A former Catholic priest and the bishop of Paraguay's poorest diocese, in the rural department of San Pedro, between 1994 and 2005, Lugo was never popular with the country's economic elite. He won the presidency in 2008 by forming a coalition with Paraguay's Authentic Radical Liberal Party (PLRA), the second-largest in the country, and choosing Federico Franco, one of the party's main figures, to run as his vice president. But the coalition soon proved fragile; leaders within the PLRA opposed a number of his policies—for example, forging a relationship with neighboring countries like Venezuela, Bolivia and Ecuador. Lugo governed alongside a Congress heavily opposed to him, and he was repeatedly faced with the threat of impeachment—even from the liberals.
WikiLeaks cables reveal that the US embassy was aware of rumored conspiracies against Lugo since he first rose to power. "Many believe that political actors…are waiting for Lugo to make a big mistake that could serve as grounds for impeachment sometime in the next four years," then-Ambassador Liliana Ayalde wrote in a classified cable on August 9, 2009.
The same cable acknowledged that, despite US fears, Lugo was not turning out to be "a radical leftist of the Bolivarian persuasion"—he did not, for example, deliver on the land reforms pushed by Paraguay's social movements. Nonetheless, in the poorest country of South America, where 2 percent of the population controls more than 75 percent of the fertile land, his politics were seen as too radical for the conservative establishment. Lugo's closeness to left-leaning South American leaders and his support for Unasur—a geopolitical alliance with a focus on military collaboration as a counterbalance to American influence—was a thorn in the side of pro-US legislators in Paraguay and was used to argue for his impeachment.
Lugo also displeased big landowners in Paraguay's increasingly GMO-driven economy. The country is the world's fourth-biggest soy exporter, and his attempts to regulate the use of pesticides and GMOs would be quickly reversed by his replacement, Vice President Franco.
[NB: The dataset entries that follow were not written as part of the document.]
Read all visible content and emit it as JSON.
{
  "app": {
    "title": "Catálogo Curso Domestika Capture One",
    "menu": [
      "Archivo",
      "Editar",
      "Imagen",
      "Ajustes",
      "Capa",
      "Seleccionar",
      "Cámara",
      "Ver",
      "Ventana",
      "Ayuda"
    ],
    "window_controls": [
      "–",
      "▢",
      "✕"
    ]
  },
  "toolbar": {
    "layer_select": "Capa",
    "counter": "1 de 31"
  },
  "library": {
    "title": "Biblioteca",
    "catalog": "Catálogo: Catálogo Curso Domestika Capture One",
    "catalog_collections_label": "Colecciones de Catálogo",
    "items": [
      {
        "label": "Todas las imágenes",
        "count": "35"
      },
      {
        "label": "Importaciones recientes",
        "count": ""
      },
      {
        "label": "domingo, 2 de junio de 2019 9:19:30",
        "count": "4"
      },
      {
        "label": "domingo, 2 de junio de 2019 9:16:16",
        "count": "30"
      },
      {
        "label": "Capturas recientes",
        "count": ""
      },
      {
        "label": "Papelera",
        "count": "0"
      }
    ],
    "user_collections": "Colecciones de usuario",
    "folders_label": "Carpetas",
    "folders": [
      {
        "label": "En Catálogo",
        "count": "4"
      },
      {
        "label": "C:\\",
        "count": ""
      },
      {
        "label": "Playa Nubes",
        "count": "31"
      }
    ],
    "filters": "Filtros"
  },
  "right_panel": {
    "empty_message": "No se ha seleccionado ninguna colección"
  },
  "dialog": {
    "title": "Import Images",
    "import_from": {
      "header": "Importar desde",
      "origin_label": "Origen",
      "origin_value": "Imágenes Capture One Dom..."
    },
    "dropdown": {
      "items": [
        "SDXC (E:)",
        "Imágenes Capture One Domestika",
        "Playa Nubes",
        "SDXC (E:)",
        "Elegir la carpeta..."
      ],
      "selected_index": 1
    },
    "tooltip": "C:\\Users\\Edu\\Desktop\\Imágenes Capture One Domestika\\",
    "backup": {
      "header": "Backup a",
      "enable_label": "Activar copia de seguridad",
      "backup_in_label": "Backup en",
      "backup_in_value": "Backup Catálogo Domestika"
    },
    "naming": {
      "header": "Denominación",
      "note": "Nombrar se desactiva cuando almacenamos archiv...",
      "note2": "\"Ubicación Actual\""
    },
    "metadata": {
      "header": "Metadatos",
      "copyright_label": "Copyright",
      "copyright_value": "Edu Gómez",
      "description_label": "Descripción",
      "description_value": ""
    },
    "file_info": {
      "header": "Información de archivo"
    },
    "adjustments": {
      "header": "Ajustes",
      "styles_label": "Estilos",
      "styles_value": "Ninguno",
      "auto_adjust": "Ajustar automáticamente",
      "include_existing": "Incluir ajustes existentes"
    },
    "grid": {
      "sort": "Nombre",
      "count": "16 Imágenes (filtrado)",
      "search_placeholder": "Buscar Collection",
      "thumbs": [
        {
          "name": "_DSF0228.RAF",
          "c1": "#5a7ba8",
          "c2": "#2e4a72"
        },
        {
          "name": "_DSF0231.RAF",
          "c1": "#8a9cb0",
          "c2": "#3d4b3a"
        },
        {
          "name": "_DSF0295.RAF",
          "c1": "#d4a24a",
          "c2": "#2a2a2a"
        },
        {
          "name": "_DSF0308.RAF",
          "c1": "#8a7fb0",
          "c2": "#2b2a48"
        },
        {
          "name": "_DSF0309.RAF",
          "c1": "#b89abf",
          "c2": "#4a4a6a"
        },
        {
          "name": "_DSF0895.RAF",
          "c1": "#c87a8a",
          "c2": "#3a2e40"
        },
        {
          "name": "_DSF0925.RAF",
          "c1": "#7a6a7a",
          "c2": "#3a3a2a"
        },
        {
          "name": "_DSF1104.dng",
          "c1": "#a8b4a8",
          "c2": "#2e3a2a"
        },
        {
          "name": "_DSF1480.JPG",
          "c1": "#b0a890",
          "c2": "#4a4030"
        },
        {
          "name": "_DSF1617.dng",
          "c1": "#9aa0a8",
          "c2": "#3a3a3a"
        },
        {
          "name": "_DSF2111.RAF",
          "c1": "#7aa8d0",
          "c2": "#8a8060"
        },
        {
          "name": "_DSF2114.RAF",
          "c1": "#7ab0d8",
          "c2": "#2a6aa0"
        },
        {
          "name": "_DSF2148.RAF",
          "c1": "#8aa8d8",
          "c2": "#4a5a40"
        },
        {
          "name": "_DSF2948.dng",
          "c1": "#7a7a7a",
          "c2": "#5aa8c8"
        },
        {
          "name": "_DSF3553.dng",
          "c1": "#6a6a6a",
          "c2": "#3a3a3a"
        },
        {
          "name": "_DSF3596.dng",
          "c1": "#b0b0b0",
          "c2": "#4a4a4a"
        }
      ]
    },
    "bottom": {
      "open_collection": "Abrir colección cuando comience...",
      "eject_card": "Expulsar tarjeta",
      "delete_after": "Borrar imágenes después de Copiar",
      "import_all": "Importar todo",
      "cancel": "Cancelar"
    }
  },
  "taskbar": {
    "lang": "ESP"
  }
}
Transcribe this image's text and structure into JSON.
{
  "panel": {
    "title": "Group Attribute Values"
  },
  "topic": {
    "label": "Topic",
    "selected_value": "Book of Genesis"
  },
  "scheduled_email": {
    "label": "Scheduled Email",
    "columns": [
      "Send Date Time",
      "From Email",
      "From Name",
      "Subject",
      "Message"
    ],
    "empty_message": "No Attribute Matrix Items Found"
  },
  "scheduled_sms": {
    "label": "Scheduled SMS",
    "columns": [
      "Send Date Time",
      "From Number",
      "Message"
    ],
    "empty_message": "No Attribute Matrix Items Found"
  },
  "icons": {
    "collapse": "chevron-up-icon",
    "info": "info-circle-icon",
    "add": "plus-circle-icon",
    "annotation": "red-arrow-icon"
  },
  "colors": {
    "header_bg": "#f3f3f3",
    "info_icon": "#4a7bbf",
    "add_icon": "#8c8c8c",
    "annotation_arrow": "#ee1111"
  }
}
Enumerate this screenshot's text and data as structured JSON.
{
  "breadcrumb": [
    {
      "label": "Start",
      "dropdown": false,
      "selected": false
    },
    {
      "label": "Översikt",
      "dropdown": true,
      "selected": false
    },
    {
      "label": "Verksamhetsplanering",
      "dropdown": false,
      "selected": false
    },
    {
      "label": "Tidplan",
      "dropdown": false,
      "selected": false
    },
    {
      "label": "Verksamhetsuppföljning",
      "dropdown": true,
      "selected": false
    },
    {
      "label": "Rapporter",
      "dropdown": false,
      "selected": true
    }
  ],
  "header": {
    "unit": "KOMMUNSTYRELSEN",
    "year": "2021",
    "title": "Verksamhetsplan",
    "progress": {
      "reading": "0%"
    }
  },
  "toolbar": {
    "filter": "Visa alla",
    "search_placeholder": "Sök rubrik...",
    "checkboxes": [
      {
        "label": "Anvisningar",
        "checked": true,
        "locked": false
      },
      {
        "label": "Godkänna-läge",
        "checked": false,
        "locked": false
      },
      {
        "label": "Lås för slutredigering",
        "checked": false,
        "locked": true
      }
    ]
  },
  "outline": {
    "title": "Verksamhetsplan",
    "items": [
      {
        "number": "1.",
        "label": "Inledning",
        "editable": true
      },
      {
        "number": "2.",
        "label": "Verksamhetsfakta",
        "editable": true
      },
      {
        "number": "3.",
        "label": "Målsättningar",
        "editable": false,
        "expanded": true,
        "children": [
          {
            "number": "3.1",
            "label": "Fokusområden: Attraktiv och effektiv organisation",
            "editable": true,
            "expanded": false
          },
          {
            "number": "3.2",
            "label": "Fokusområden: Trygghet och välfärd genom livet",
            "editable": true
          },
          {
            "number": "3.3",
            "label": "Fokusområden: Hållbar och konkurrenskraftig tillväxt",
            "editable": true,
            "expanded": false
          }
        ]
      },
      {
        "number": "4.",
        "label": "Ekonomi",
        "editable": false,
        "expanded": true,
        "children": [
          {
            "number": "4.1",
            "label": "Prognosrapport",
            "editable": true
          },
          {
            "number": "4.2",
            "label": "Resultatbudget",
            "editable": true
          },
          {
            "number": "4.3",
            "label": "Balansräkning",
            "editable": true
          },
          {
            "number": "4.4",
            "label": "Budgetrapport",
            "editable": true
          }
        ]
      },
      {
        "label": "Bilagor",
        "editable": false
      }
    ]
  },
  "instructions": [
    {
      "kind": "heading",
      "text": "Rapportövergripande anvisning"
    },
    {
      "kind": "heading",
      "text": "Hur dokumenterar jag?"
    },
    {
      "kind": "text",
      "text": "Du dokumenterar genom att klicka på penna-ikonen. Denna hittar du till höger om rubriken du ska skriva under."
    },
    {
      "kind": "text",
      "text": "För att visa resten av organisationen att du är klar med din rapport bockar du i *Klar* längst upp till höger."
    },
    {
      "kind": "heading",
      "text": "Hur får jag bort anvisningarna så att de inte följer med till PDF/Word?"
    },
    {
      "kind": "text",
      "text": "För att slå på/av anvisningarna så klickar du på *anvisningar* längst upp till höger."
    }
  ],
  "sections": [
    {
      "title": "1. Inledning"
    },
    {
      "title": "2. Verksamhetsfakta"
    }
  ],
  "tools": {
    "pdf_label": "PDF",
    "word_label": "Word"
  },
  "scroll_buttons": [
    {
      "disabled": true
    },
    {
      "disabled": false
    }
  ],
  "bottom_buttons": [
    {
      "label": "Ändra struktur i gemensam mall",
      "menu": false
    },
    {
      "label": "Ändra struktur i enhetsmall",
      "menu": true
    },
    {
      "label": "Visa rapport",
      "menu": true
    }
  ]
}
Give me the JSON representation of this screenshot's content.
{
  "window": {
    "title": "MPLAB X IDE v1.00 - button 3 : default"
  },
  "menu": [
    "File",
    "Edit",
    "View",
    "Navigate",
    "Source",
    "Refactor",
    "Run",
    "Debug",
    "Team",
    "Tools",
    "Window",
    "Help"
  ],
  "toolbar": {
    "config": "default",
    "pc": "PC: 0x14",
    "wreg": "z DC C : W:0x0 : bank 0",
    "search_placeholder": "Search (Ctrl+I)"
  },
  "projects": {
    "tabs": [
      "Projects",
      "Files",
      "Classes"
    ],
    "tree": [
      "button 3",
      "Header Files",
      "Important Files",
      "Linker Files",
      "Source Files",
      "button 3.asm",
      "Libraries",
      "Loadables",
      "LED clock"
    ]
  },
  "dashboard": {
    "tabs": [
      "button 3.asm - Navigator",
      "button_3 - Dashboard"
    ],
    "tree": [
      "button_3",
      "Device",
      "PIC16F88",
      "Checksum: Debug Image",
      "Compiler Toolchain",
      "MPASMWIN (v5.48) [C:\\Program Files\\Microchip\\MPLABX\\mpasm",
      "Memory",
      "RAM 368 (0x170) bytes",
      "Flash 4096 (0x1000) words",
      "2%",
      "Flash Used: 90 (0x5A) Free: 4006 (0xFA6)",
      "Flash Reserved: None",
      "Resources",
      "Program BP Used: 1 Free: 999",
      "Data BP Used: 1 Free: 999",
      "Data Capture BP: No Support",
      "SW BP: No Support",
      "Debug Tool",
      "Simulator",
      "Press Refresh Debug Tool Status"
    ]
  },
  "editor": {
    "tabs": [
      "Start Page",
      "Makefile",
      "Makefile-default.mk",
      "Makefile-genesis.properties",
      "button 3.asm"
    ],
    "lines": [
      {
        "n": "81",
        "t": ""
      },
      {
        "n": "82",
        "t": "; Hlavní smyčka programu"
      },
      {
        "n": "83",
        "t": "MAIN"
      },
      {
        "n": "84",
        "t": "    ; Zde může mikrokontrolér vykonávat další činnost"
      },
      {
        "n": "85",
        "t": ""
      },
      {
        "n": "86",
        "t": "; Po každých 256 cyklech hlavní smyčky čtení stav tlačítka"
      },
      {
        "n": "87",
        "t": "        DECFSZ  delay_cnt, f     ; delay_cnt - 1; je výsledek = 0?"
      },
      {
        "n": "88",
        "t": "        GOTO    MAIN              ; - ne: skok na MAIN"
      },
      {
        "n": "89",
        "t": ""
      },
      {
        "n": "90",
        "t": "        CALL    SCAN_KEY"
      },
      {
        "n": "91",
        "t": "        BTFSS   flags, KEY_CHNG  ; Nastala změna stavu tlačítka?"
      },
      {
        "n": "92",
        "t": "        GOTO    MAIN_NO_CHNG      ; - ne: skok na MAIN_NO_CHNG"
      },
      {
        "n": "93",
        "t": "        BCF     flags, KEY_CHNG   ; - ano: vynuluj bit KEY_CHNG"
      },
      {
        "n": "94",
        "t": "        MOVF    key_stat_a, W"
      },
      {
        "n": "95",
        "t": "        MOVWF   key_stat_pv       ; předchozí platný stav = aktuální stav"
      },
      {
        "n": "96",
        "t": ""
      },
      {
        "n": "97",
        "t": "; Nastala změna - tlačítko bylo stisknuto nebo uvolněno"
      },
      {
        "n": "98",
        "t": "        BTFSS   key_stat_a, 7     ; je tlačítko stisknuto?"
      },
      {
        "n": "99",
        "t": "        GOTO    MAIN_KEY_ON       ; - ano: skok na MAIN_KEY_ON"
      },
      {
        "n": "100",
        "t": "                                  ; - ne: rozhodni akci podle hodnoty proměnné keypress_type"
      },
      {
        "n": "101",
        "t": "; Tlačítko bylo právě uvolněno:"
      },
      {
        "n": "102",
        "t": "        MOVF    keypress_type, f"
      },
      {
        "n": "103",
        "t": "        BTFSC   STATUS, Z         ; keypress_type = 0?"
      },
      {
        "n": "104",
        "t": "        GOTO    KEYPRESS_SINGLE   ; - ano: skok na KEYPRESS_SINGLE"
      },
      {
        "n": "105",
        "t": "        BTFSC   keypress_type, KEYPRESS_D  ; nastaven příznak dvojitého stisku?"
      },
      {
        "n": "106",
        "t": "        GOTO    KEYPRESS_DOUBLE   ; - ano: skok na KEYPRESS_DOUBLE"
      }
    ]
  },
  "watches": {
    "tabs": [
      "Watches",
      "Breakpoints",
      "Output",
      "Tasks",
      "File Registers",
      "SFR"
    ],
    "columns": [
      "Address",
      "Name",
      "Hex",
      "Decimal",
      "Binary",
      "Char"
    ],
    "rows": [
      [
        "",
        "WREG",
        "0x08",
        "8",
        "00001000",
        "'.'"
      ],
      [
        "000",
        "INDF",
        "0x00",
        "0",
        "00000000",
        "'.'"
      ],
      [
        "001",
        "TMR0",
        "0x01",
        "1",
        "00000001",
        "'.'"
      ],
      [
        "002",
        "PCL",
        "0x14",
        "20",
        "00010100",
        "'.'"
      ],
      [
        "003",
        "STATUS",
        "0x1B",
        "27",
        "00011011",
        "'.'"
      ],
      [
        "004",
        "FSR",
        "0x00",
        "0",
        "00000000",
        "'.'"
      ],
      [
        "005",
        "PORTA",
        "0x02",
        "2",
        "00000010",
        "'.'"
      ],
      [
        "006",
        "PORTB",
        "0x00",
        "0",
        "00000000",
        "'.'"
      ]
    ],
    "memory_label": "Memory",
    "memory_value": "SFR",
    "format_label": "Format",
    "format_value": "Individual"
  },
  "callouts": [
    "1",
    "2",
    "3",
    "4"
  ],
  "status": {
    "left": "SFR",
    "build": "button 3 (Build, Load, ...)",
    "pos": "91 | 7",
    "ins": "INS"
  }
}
Although Lugo had many political enemies, it is increasingly clear that his ouster was facilitated by entities in Paraguay who not only wanted him gone from the moment he was elected, but who enjoyed financial support from the United States. The US Agency for International Development renewed its investments in the country after Lugo took power, with much of the funds going to the same forces that would uphold his impeachment. Internal correspondence between the State Department and USAID suggests that rather than showing concern over the circumstances leading up to Lugo's overthrow—including the massacre in Curuguaty—US officials instead showed eagerness to work with those who replaced him. On the very day Lugo was overthrown, June 22, 2012, Michael Eschleman, director of the Democracy and Threshold Programs at USAID, wrote an e-mail citing the need to figure out "how we can best approach new leadership to ensure not only stability in programming, but ability to march forward."